El féretro, cubierto por la bandera argentina, estaba justo frente al altar de la pequeña capilla en Mount Pleasant. Los militares, en sus uniformes de servicio, lo rodeaban en un respetuoso y rígido silencio. María Cristina Scavarda caminó por el pasillo central hacia él. Apoyó con delicadeza su mano sobre el ataúd de su esposo y entre lágrimas le dijo: “Vamos a casa”.
Ocurrió el miércoles 5 de diciembre, a las once y cinco de la mañana, en las islas Malvinas. Cuando la viuda del capitán post mortem Luis Darío José Castagnari se reencontró -luego de 36 años de espera y lucha- con su único amor, el padre de sus cinco hijos, el comando que antes de partir hacia la guerra le pidió:
-Si no regreso, quiero que traigas mi cuerpo y me entierres junto a Gustavito.
Y ella se lo prometió. Porque juntos habían vivido el mayor dolor de sus vidas cuando un cáncer les quitó a su primer hijo, “Pirinchito”, de solo tres años. El hombre, que dejó la casa de El Palomar luego de besar a sus cuatro niños y a su esposa, sabía que iba a entregar la vida por la Patria. Y necesitaba tener la certeza de que su mujer iba a cumplir con su más íntimo anhelo.
El 29 de mayo de 1982, a las once y veinte de la noche, durante un feroz bombardeo inglés sobre las posiciones de los hombres del GOE -Grupo de Operaciones Especiales- en el aeropuerto de Puerto Argentino, el primer teniente Castagnari murió mientras corría con su radio en la mano, buscando un refugio para sus hombres. Los integrantes del escuadrón Pucará lograron ponerse a salvo. “El Furia”, no: fue alcanzado por las esquirlas de un misil.
Desde ese instante, María Cristina buscó cumplir con el deseo de su esposo. En las islas, en un día sin viento y sin frío, le agradeció a Dios el milagro del reencuentro. “Luis está acá conmigo, puedo sentirlo”, se dijo frente a la cruz.
Entonces el padre John, junto a un religioso anglicano, leyó en un frágil español el Salmo 23 de la Biblia.
El Señor es mi pastor, nada me faltará.
En lugares de verdes pastos me hace descansar;
junto a aguas de reposo me conduce.
El restaura mi alma; me guía por senderos de justicia
por amor de su nombre.
Aunque pase por el valle de sombra de muerte,
no temeré mal alguno, porque tú estás conmigo;
tu vara y tu cayado me infunden aliento.
Tú preparas mesa delante de mí en presencia de mis enemigos;
has ungido mi cabeza con aceite; mi copa está rebosando.
Ciertamente el bien y la misericordia me seguirán todos los días de mi vida,
y en la casa del Señor moraré por largos días.
La emoción abrazó a cada uno de los presentes. “Sentí el respeto y el cariño con que despedían a mi esposo”, le dijo María Cristina. Conmovida lloró frente al féretro mientras acariciaba la madera clara.

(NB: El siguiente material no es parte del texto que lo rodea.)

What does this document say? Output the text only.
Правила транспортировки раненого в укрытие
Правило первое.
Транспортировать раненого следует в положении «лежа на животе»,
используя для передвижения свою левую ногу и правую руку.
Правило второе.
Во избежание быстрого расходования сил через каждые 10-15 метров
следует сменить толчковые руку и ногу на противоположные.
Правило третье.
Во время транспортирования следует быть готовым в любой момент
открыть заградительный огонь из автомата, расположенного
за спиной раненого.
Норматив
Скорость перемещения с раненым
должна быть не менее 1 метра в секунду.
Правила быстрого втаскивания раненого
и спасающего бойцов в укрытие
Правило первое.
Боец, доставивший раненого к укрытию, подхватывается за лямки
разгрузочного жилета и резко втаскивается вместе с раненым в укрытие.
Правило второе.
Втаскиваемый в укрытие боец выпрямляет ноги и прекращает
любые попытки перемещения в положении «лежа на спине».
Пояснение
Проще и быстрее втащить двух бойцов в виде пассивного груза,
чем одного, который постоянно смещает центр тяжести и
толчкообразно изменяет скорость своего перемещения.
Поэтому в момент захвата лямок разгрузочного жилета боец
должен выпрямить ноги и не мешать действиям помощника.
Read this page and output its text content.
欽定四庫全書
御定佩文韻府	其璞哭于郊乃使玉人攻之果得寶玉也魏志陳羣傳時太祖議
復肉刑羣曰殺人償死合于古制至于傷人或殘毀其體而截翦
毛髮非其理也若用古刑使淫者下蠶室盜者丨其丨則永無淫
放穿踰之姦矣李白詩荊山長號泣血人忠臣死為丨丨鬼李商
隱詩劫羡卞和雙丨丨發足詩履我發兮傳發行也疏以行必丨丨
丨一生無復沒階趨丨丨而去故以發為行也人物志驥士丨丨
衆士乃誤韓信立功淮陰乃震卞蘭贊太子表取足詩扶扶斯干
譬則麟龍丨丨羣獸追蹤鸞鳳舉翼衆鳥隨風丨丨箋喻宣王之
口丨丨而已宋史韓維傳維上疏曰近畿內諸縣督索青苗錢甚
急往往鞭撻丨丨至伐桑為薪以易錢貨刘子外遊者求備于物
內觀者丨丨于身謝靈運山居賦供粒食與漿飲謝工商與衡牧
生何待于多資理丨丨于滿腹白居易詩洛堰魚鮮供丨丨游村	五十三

“Ya está mamá, ya está”, le dijeron sus tres hijos varones Martín Adolfo, Guillermo Oscar y Walter Rodolfo -su hija Roxana Patricia prefirió quedarse en la Río Cuarto para esperarlos- y la rodearon como para proteger a esa mujer que siempre habían visto luchar y que por primera vez se permitía llorar en público.
Tenían razón. Ya estaba. Había cumplido.
Fue un largo y difícil camino. Durante años muchas puertas se cerraron. La ayuda del embajador británico Mark Kent, quien llevó el pedido a las autoridades de las islas, y el compromiso con la causa Malvinas del empresario Eduardo Eurnekian, CEO de Corporación América, quien se hizo cargo de la exhumación y el traslado de la familia de Río Cuarto a Córdoba, de allí a Comodoro Rivadavia y luego a la Isla Soledad -encargándole a su gerente de logística y ex piloto de Super Étendart durante el conflicto armado, Roberto Curilovic, la organización de cada detalle del viaje-, hicieron que ayer, finalmente, el histórico traslado al continente pudiera realizarse.
Envuelto en una bandera argentina, luego de recibir honores militares, y un oficio religioso, el comando regresó a la ciudad que amaba.
En esas tres horas de intimidad y emoción, ya no hizo falta decir nada más. Habló el corazón de una mujer que finalmente pudo cumplir con el último deseo del hombre de su vida.
“Yo hoy me reuní con Luis, me reencontré con él. Y saber que podía llevarlo conmigo, que ya no me iría sola de las islas, como pasó en los otros dos viajes, me reconfortó espiritualmente”.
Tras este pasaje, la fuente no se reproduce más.